"Your shoulder is unstable."
We've heard this one before. I've used it before, myself. When speaking on the "stability" of a joint, we're referring to the muscles, passive structures (ligaments) and neural systems that surround the joint to maintain its structure and integrity.
Stability can become compromised for a number of reasons, with muscular weakness, lack of proprioception, and physical tissue damage among them. In many cases, the instability is real. A previously-dislocated shoulder pops out again very easily with very little force. A post-ACL reconstruction patient experiences buckling and failure of the supporting muscles. A rolled ankle that has a much easier time of rolling again after the first injury.
But what about when this severe lack of integrity isn't present. What about the person who simply has an achey shoulder? "Multi-angular instability!" The client with low back pain? "Core instability!" Neck pain? "...Neck instability?"
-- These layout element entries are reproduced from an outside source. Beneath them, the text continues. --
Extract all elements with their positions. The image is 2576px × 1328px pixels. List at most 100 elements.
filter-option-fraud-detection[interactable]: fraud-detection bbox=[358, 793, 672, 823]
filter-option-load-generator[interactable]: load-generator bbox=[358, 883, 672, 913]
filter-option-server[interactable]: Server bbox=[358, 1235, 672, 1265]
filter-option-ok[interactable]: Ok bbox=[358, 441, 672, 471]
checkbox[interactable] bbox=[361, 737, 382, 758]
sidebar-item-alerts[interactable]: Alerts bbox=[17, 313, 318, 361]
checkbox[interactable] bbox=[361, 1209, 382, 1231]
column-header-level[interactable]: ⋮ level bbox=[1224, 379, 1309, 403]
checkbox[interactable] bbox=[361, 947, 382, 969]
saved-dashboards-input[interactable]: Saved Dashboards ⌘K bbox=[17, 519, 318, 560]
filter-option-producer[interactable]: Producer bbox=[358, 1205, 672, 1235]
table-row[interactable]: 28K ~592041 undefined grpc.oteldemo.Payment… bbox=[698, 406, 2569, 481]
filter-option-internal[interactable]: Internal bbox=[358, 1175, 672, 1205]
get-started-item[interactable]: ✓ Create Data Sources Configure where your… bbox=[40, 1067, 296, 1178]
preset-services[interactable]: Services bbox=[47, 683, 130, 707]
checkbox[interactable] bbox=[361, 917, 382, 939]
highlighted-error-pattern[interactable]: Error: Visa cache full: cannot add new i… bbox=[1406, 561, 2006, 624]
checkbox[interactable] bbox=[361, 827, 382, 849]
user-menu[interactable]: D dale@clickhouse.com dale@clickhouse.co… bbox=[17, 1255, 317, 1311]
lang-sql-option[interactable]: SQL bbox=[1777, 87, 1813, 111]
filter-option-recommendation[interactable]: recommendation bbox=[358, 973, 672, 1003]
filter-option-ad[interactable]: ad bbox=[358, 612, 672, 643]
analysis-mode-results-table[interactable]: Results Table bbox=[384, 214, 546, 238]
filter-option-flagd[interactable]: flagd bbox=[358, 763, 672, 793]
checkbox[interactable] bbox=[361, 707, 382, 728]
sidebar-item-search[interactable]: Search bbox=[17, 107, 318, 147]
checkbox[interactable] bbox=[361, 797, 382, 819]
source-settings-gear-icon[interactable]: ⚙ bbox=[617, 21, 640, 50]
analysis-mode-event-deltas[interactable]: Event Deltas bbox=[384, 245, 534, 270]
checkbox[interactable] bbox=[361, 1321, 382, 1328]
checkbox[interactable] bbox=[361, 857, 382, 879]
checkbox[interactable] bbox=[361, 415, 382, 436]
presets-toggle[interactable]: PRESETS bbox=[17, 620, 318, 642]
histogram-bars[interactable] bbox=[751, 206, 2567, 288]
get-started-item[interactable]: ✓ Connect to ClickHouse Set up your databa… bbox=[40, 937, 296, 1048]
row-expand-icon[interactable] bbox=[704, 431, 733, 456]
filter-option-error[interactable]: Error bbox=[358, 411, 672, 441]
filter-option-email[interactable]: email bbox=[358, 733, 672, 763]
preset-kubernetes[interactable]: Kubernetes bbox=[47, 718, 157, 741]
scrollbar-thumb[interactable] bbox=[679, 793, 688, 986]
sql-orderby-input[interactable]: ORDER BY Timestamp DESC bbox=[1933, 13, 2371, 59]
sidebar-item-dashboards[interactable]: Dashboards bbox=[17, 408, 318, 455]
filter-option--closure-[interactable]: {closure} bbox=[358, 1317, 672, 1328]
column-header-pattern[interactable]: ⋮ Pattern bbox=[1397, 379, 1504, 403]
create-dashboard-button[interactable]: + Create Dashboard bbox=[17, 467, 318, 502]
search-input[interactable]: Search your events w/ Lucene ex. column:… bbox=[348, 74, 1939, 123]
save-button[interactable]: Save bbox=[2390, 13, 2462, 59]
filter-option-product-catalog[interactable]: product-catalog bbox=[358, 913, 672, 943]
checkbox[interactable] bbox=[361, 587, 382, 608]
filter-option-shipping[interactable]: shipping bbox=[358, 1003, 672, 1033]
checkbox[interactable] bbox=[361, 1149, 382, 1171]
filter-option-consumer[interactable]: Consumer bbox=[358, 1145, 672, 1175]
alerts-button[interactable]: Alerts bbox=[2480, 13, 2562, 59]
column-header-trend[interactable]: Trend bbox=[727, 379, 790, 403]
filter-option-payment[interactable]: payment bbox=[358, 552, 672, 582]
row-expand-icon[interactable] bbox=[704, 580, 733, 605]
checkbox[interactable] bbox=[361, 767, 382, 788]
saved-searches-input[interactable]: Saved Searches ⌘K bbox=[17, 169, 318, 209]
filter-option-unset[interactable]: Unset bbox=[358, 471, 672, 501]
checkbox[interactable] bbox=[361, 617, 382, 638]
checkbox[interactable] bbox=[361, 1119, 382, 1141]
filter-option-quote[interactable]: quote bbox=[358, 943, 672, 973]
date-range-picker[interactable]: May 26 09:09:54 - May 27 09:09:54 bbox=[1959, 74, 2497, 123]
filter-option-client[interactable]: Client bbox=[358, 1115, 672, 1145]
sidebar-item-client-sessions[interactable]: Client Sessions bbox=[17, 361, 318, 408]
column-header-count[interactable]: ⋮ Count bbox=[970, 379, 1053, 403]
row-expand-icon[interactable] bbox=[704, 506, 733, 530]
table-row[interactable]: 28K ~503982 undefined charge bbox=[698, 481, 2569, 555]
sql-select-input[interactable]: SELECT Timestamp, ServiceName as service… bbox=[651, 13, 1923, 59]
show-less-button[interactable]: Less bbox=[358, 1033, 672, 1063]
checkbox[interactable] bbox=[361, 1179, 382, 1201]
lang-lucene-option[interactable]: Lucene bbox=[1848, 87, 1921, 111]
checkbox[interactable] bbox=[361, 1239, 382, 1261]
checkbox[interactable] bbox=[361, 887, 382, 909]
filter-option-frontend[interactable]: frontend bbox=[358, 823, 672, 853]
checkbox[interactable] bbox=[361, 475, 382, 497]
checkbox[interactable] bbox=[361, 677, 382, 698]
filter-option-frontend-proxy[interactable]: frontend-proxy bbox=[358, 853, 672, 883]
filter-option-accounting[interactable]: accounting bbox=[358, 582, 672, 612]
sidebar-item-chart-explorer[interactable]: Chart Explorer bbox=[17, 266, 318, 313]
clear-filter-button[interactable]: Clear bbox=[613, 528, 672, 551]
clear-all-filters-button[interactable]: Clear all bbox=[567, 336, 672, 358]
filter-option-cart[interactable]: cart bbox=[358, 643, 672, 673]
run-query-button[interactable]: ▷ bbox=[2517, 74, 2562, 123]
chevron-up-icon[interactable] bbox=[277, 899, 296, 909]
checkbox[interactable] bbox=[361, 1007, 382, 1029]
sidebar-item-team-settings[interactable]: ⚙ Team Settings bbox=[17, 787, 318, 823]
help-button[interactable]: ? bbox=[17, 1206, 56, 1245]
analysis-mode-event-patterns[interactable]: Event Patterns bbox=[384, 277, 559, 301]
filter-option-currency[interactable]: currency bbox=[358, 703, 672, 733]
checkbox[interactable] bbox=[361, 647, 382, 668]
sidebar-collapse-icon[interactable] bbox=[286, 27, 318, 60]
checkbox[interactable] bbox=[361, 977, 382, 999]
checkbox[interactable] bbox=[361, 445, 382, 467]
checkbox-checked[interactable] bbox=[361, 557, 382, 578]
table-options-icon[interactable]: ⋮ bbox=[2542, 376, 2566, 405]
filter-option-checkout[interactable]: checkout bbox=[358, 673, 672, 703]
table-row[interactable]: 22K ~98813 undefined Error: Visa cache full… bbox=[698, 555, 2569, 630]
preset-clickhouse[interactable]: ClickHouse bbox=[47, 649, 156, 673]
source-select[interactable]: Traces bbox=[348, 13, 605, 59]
It may seem like a trivial thing, but words have a lot of power, especially when used on individuals who may be in pain and coming to professionals for help. Using terminology that instills more fear about one's own condition can increase pain expectation and potentiate avoidance habits. This is why many clinicians are being more selective of their language. We're not being hopeless optimists about a problem; we're simply preventing psychology from making it worse! If the back isn't at risk of dislocating, then why are we telling people that their cores are unstable?
That being said, when a joint isn't truly at risk of injury, especially when it comes to chronic pain clients and those who might not be in situations that put their joint in danger, then should "instability" be one of the terms that's vaulted and reserved for those truly-unstable situations that I spoke about above? Lately, I've found myself naturally gravitating to the word "insecurity". Yes, just like when we were awkward teenagers in high school.
It does make sense. A lot of times, in chronic pain, muscular tone is high and pain outputs are driven due to the conditioned state of the body to think that the joint is at risk and to respond as such in order to protect the area. My metaphor for clients, often, is that the muscles are angry and on strike, not allowing the joint to function as needed. To treat, we simply provide sensations to the tissue to get it to relax and exercise it to create a better sense of security, removing the reason for the body to think that those negative responses were necessary.
I'm open to discussion from clients and colleagues. In the meantime, I'll continue to play around with this word and see what kind of feedback and success I can garner.